A turnê, no entanto, não acabou no dia 31 como planejado,
porque Bono perdeu a voz no concerto marcado para Amsterdã
no dia 18 de dezembro e fizeram shows extras nos dias 5, 6, 9
e 10 de janeiro de 1990, em Roterdam. Era a primeira vez que tocavam
na Nova Zelândia desde 1983 e no Japão desde 1983
e por isso, os ingressos esgotaram-se rapidamente. Como o grupo
não havia feito uma tour para divulgar o disco, eles resolveram
ensaiar 35 músicas e escolherem 20 canções
para cada apresentação, fazendo que cada noite tivesse
um set list completamente diferente do outro. Um documentário
foi filmado por Richard Lowenstein e René Castro, artista
chileno que Bono conheceu durante a turnê da Anistia, em
1986, cuidaria dos figurinos de palco. E a maior atração
seria B.B. King que abriria todos os shows.
O
filme mostrava uma garota australiana entrevistando cada integrante
da banda dizendo quais eram as diferenças entre sexo e
amor, além de colher depoimentos de espectadores.
O grande acontecimento
no entanto aconteceu na última noite, em Dublin. Com o
show começando antes meia-noite e terminando no ano de
1990. Na verdade, os cinco shows programados para o Point Depot,
com capacidade para 5 mil lugares, acabaram sendo apenas quatro,
pois o dia 29 foi cancelado por problemas com as cordas vocais
de Bono. A primeira apresentação, no dia 26, foi
feita em um estado emocional grande, já que dias antes
havia falecido o grande escritor irlandês Samuel Beckett.

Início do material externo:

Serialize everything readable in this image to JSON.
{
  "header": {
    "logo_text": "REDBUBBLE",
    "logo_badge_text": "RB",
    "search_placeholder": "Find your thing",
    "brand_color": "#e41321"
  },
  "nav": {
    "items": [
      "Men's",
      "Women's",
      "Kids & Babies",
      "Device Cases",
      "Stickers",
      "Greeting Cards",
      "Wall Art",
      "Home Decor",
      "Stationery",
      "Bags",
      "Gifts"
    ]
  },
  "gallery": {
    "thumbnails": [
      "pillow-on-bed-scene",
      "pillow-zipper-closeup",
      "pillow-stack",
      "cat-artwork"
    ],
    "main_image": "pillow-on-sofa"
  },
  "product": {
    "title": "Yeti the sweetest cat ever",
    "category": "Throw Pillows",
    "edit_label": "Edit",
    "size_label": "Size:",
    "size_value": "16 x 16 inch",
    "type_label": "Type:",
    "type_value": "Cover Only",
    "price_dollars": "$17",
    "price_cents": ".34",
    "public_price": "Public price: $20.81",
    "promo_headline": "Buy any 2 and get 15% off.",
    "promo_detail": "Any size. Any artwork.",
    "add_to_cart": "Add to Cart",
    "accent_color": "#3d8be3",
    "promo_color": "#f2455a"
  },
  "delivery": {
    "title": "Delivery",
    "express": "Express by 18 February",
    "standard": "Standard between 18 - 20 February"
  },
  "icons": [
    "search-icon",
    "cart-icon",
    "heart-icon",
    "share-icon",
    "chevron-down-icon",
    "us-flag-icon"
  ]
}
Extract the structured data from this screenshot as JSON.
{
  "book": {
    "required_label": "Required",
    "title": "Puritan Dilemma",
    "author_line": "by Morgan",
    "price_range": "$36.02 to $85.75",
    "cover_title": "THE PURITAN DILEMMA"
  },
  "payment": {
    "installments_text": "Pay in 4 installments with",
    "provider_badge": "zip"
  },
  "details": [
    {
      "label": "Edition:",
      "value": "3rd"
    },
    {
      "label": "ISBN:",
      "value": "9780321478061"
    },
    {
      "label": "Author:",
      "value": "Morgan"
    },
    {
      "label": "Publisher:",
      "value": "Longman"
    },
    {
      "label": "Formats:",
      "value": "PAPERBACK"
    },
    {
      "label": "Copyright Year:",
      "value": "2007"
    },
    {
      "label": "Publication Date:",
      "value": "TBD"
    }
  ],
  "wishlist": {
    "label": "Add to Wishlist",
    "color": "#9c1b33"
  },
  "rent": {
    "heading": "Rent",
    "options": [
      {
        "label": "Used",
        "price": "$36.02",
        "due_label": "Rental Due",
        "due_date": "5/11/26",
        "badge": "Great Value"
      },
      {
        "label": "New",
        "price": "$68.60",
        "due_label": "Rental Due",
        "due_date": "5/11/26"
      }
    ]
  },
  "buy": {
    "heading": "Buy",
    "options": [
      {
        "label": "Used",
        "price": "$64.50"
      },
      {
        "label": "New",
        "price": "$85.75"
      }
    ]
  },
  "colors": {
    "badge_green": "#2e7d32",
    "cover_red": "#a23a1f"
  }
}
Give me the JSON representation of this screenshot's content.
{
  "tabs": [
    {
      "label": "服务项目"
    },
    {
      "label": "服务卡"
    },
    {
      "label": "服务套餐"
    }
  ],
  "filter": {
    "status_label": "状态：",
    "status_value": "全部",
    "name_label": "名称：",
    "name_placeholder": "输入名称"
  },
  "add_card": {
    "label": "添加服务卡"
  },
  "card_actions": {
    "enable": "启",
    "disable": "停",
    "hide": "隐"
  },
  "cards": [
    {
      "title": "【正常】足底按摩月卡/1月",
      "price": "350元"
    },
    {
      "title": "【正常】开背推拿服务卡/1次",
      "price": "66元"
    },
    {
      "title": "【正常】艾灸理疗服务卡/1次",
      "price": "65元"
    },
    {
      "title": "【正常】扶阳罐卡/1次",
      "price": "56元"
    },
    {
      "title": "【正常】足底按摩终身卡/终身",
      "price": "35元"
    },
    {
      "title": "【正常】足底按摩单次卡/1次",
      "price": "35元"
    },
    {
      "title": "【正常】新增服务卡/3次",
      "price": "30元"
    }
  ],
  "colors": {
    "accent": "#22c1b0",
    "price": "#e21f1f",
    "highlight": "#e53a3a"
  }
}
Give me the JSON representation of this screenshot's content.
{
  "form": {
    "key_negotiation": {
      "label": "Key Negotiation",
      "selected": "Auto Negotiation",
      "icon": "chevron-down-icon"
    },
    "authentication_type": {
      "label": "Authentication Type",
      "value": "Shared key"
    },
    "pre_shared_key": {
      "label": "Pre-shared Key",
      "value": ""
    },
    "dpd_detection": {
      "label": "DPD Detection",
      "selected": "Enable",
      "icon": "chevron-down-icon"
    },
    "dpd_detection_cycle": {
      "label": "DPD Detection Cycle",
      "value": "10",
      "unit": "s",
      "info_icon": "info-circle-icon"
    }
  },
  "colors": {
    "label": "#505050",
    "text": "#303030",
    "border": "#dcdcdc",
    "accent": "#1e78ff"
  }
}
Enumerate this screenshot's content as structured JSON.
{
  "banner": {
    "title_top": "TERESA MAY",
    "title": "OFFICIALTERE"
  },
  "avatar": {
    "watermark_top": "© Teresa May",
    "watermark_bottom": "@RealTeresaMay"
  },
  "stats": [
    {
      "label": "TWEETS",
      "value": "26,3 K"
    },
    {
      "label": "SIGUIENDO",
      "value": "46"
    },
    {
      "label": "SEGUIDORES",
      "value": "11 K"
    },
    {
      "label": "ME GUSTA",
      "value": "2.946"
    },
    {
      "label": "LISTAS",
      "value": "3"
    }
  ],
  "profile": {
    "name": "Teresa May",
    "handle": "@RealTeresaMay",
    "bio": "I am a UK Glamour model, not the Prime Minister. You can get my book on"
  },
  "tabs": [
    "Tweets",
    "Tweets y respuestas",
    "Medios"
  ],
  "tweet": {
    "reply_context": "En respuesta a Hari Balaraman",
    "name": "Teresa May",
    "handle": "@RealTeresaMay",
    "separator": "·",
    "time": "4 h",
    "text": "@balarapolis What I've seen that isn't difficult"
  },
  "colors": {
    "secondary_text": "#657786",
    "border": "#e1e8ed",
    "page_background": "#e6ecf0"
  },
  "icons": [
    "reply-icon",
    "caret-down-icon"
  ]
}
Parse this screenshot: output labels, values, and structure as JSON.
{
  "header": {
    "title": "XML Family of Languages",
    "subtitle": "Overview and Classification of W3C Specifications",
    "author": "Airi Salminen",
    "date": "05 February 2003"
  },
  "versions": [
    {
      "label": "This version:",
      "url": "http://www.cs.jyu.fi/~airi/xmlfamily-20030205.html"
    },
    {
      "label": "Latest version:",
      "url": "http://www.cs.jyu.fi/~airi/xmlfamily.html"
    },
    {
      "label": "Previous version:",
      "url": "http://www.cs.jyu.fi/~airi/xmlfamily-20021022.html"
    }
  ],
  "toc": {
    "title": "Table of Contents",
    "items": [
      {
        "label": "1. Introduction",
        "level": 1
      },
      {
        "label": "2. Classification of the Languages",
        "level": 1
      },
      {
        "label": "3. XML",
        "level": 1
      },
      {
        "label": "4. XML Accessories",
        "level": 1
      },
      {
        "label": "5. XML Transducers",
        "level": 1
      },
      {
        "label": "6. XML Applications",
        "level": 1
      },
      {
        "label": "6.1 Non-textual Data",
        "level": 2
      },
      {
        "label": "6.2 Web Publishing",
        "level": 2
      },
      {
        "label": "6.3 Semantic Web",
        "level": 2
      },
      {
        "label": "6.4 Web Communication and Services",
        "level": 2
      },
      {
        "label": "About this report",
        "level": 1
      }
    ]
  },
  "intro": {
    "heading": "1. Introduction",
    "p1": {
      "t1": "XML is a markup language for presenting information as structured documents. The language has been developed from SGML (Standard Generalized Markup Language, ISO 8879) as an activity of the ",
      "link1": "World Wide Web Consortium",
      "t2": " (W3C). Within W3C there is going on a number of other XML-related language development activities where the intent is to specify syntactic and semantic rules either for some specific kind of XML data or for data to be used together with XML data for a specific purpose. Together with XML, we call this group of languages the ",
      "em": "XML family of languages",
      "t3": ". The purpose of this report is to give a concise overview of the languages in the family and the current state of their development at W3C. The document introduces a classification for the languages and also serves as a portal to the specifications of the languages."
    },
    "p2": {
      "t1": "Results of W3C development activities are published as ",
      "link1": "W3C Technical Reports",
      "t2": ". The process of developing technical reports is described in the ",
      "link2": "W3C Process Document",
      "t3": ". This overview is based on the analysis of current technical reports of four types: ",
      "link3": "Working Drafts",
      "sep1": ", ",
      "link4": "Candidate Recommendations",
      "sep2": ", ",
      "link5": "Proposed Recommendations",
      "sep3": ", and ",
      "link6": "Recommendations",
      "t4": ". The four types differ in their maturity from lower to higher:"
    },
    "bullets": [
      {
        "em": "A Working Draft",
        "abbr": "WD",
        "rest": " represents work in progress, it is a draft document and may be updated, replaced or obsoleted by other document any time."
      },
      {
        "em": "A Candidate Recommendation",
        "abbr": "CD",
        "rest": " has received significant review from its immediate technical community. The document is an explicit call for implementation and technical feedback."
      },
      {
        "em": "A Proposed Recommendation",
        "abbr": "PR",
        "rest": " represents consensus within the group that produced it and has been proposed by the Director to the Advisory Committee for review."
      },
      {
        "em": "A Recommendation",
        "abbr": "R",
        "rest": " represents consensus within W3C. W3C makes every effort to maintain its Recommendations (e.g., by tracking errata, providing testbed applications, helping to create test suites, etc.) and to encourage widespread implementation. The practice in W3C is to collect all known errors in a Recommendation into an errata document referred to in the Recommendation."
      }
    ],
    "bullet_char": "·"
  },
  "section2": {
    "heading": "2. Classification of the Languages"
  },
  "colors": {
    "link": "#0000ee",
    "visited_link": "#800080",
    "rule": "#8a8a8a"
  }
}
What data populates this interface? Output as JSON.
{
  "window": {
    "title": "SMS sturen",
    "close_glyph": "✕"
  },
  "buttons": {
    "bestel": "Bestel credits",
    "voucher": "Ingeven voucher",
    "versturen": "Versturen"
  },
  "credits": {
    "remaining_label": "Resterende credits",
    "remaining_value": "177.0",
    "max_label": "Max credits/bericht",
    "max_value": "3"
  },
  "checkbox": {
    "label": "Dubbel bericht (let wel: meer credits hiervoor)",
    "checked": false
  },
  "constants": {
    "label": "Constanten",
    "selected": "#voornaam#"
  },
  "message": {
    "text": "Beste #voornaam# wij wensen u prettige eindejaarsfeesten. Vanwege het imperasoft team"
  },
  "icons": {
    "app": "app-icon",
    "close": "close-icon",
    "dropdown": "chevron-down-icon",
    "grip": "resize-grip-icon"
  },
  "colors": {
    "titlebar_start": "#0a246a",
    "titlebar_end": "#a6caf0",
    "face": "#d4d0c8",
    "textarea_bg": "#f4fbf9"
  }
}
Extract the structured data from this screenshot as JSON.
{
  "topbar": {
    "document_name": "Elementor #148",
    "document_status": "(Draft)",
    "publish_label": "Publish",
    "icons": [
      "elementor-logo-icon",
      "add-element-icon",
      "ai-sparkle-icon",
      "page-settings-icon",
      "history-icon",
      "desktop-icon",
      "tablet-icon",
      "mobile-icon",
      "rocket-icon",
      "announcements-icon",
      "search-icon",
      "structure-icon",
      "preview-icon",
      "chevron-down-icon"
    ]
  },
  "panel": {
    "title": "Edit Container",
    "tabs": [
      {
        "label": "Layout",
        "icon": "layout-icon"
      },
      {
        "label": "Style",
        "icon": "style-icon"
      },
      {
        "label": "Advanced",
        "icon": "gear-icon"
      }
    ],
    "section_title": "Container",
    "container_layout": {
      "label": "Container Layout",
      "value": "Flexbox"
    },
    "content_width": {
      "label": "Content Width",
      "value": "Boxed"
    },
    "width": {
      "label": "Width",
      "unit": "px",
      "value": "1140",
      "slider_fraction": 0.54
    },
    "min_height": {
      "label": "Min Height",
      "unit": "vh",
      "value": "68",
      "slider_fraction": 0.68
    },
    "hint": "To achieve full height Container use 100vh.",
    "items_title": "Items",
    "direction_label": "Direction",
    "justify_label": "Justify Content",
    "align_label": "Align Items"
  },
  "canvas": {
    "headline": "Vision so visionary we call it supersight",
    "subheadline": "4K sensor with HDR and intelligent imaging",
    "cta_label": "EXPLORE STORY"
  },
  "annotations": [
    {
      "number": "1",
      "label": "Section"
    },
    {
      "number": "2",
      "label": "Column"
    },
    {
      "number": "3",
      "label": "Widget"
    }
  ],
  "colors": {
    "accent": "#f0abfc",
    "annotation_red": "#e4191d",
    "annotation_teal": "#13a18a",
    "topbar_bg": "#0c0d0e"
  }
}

No dia 27, Maria McKee subiu ao palco para tocar “People
Get Ready” e Bono causou um frisson quando anunciou que
a banda iria sumir por um tempo, dando margens às especulações
de que o grupo iria terminar. O show do dia 30 foi considerado
o melhor do grupo em toda sua carreira, tocando “She’s
A Mystery To Me” e “11 O’Clock Tick Tock”.
Para
o show do dia 31 uma grande operação foi feita para
que 20 países transmitissem ao vivo o espetáculo
e Bono brincava dizendo que só Deus sabia para onde iriam
essas gravações.
Nesse dia, Bono disse duas
frases emblemáticas e que mostrava o espírito do
grupo. A primeira foi “nós não podemos continuar
fazendo isso para sempre” e a outra “nós precisamos
ir embora e voltarmos a sonhar novamente.”
O que ele quis dizer com
isso era uma incógnita para todos, inclusive para o próprio
Bono, que certamente não esperava que os destinos do grupo
fossem mudar tão radicalmente e que a volta seria tão
vitoriosa e com uma imagem totalmente diferente da que haviam
cultivado. E se ele o grupo precisou de um ano para sonhar, eu
também necessito de uns meses para descansar. A biografia
do U2 fará uma pausa, mas ela volta. Um abraço!